Saturday's heinous bombing shows that the group can still stage mass-casualty strikes at will
Today we mourn those lost in Kabul in barbaric Taliban attack
There is a gut-wrenching familiarity to the barbaric attack in Kabul yesterday. A Taliban suicide bomber guided an ambulance packed with explosives through a security checkpoint, detonating in a so-called secure zone that houses government agencies, foreign embassies and shops, after telling police he was taking a patient to a nearby hospital. At least 100 people died and more than 158 were injured. Questions will rightly be asked about how he passed so easily through a checkpoint where cars are usually searched and drivers’ identities checked.

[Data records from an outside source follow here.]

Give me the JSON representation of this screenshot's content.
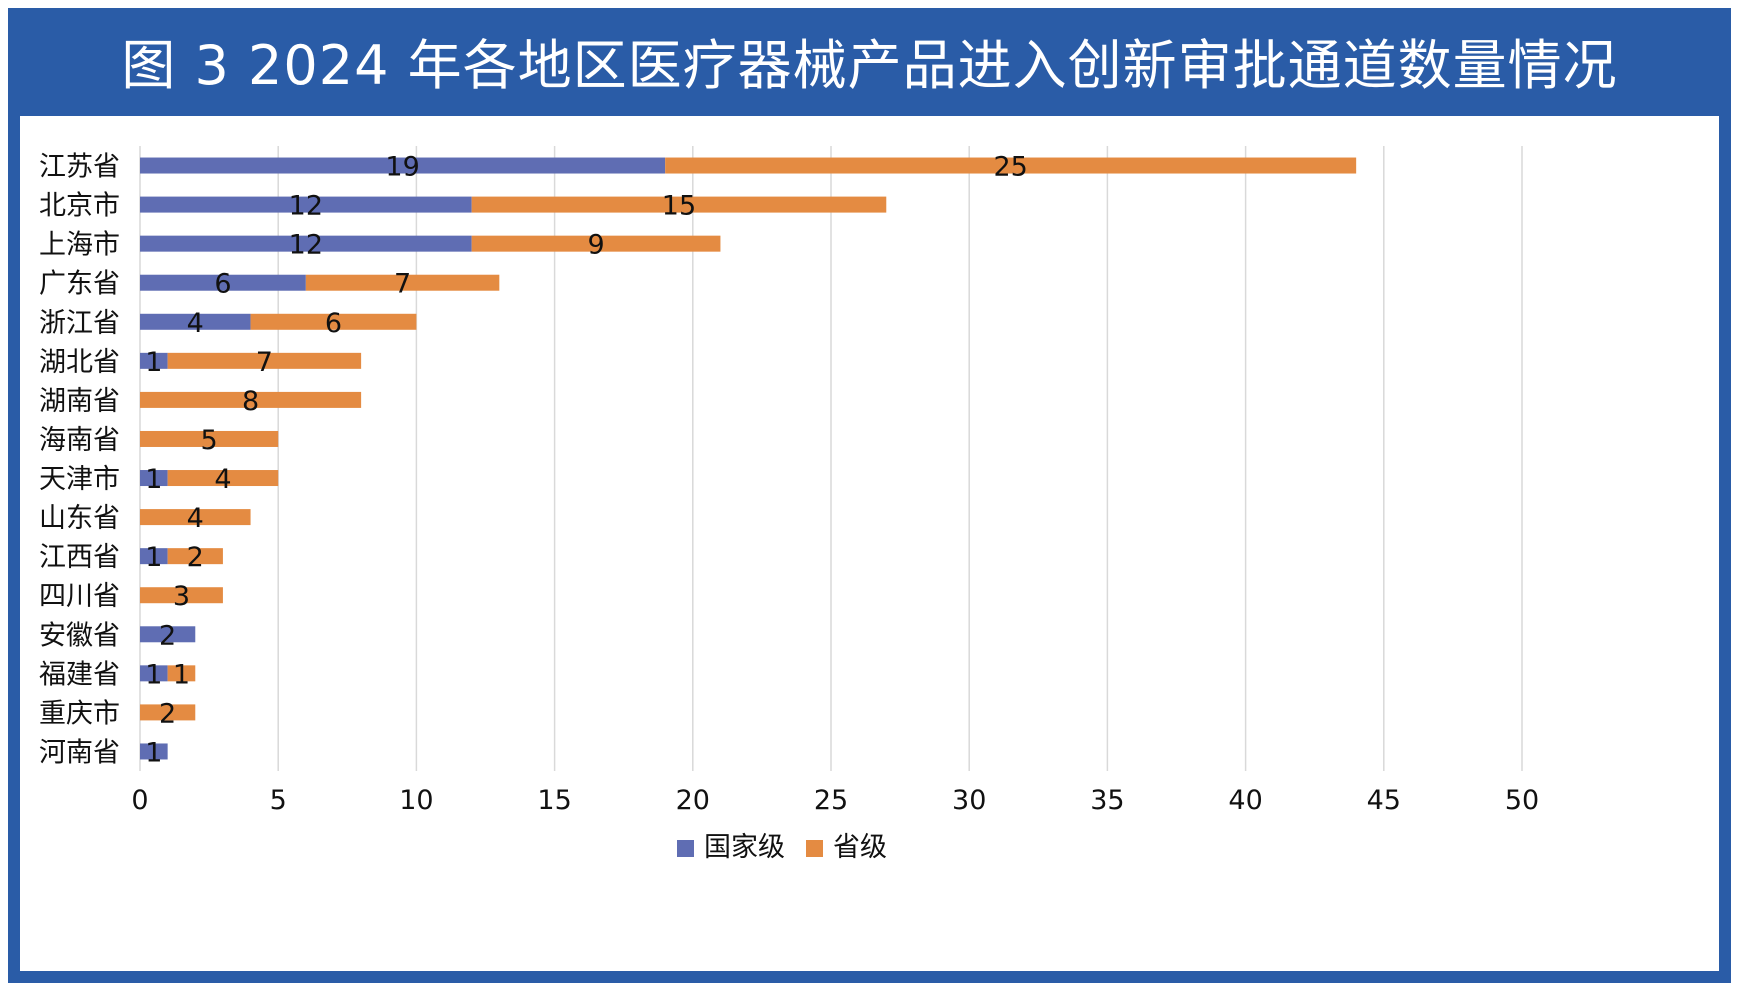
{
  "title": "图 3 2024 年各地区医疗器械产品进入创新审批通道数量情况",
  "colors": {
    "frame": "#2a5ca7",
    "national": "#5f6db3",
    "provincial": "#e48b42",
    "grid": "#d9d9d9"
  },
  "chart_data": {
    "type": "bar",
    "orientation": "horizontal",
    "stacked": true,
    "title": "图 3 2024 年各地区医疗器械产品进入创新审批通道数量情况",
    "categories": [
      "江苏省",
      "北京市",
      "上海市",
      "广东省",
      "浙江省",
      "湖北省",
      "湖南省",
      "海南省",
      "天津市",
      "山东省",
      "江西省",
      "四川省",
      "安徽省",
      "福建省",
      "重庆市",
      "河南省"
    ],
    "series": [
      {
        "name": "国家级",
        "color": "#5f6db3",
        "values": [
          19,
          12,
          12,
          6,
          4,
          1,
          0,
          0,
          1,
          0,
          1,
          0,
          2,
          1,
          0,
          1
        ]
      },
      {
        "name": "省级",
        "color": "#e48b42",
        "values": [
          25,
          15,
          9,
          7,
          6,
          7,
          8,
          5,
          4,
          4,
          2,
          3,
          0,
          1,
          2,
          0
        ]
      }
    ],
    "xlim": [
      0,
      50
    ],
    "xticks": [
      0,
      5,
      10,
      15,
      20,
      25,
      30,
      35,
      40,
      45,
      50
    ],
    "grid": true,
    "legend_position": "bottom"
  }
}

US President Donald Trump described the attack as “despicable”, while the International Committee of the Red Cross said it “could amount to perfidy under International Humanitarian Law”. The use of an ambulance is particularly harrowing; as medical teams rushed to the scene, jittery security forces became suspicious, perhaps slowing the emergency response. More than 16 years into the war in Afghanistan – and three years after then-president Barack Obama officially ended it – many in Washington’s military establishment felt they had turned a corner in the fight against the Taliban. Yesterday’s heinous attack demonstrates that the group can still stage mass-casualty strikes at will.

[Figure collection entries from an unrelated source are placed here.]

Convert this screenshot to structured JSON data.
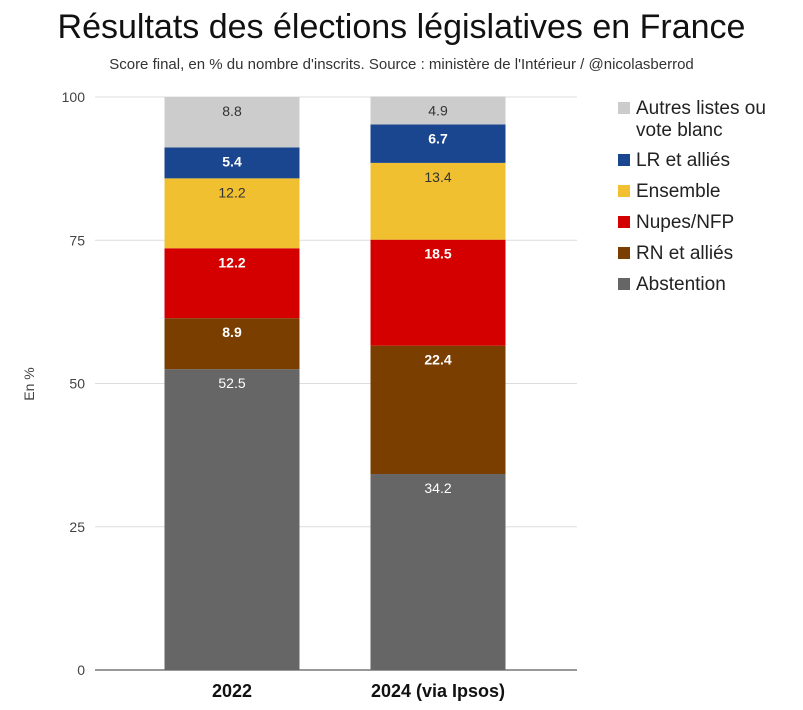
{
  "chart_data": {
    "type": "bar",
    "stacked": true,
    "title": "Résultats des élections législatives en France",
    "subtitle": "Score final, en % du nombre d'inscrits. Source : ministère de l'Intérieur / @nicolasberrod",
    "ylabel": "En %",
    "xlabel": "",
    "ylim": [
      0,
      100
    ],
    "yticks": [
      0,
      25,
      50,
      75,
      100
    ],
    "grid": true,
    "legend": "right",
    "categories": [
      "2022",
      "2024 (via Ipsos)"
    ],
    "series": [
      {
        "name": "Abstention",
        "color": "#666666",
        "label_color": "#ffffff",
        "label_bold": false,
        "values": [
          52.5,
          34.2
        ]
      },
      {
        "name": "RN et alliés",
        "color": "#7a3f00",
        "label_color": "#ffffff",
        "label_bold": true,
        "values": [
          8.9,
          22.4
        ]
      },
      {
        "name": "Nupes/NFP",
        "color": "#d40000",
        "label_color": "#ffffff",
        "label_bold": true,
        "values": [
          12.2,
          18.5
        ]
      },
      {
        "name": "Ensemble",
        "color": "#f0c030",
        "label_color": "#333333",
        "label_bold": false,
        "values": [
          12.2,
          13.4
        ]
      },
      {
        "name": "LR et alliés",
        "color": "#1a4690",
        "label_color": "#ffffff",
        "label_bold": true,
        "values": [
          5.4,
          6.7
        ]
      },
      {
        "name": "Autres listes ou vote blanc",
        "legend_lines": [
          "Autres listes ou",
          "vote blanc"
        ],
        "color": "#cccccc",
        "label_color": "#333333",
        "label_bold": false,
        "values": [
          8.8,
          4.9
        ]
      }
    ]
  }
}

This is Kabul’s deadliest attack since a truck bomb near the German embassy killed 150 people last May. But it is the third this month. A week ago, Taliban militants stormed the luxury Intercontinental Hotel in the capital, killing 22 people, while on Wednesday ISIL slaughtered six at the offices of Save the Children, a British charity. The Taliban thrive on sowing terror. And while the Afghan people are historically resilient, their leaders are less so. It has long been clear that denying the Taliban the legitimacy it seeks in Afghanistan will require better governance, more transparency and a stronger security apparatus. Instead, the government of President Ashraf Ghani is plagued by infighting, while Afghanistan ranks 169 out of 176 in Transparency International’s Corruption Perceptions Index. Army morale, in turn, is very low. Against the spectre of a resurgent Taliban, Mr Ghani is presiding over a failing state. Were it not for the support of the US, his government would likely have fallen years ago.
Nevertheless, this is a cross-border problem. The Taliban and the affiliated Haqqani network – which may have played a role in yesterday’s attack – have exploited weak security in neighbouring Pakistan. As a result, the Taliban is able to attack Afghan government strongholds in spite of increased US airstrikes and more backing for the Afghan army. Behind this struggle lies a key issue: the two sides have opposing measurements of success. While the US must wipe out its enemies, the Taliban must outwait them. Although Mr Trump recently punished Islamabad for its inaction by slashing its security aid, a novel approach is now required that involves Washington and Islamabad. But today, as the dust begins to settle, we condemn this abhorrent crime and pause to think of its victims and the families that will mourn them.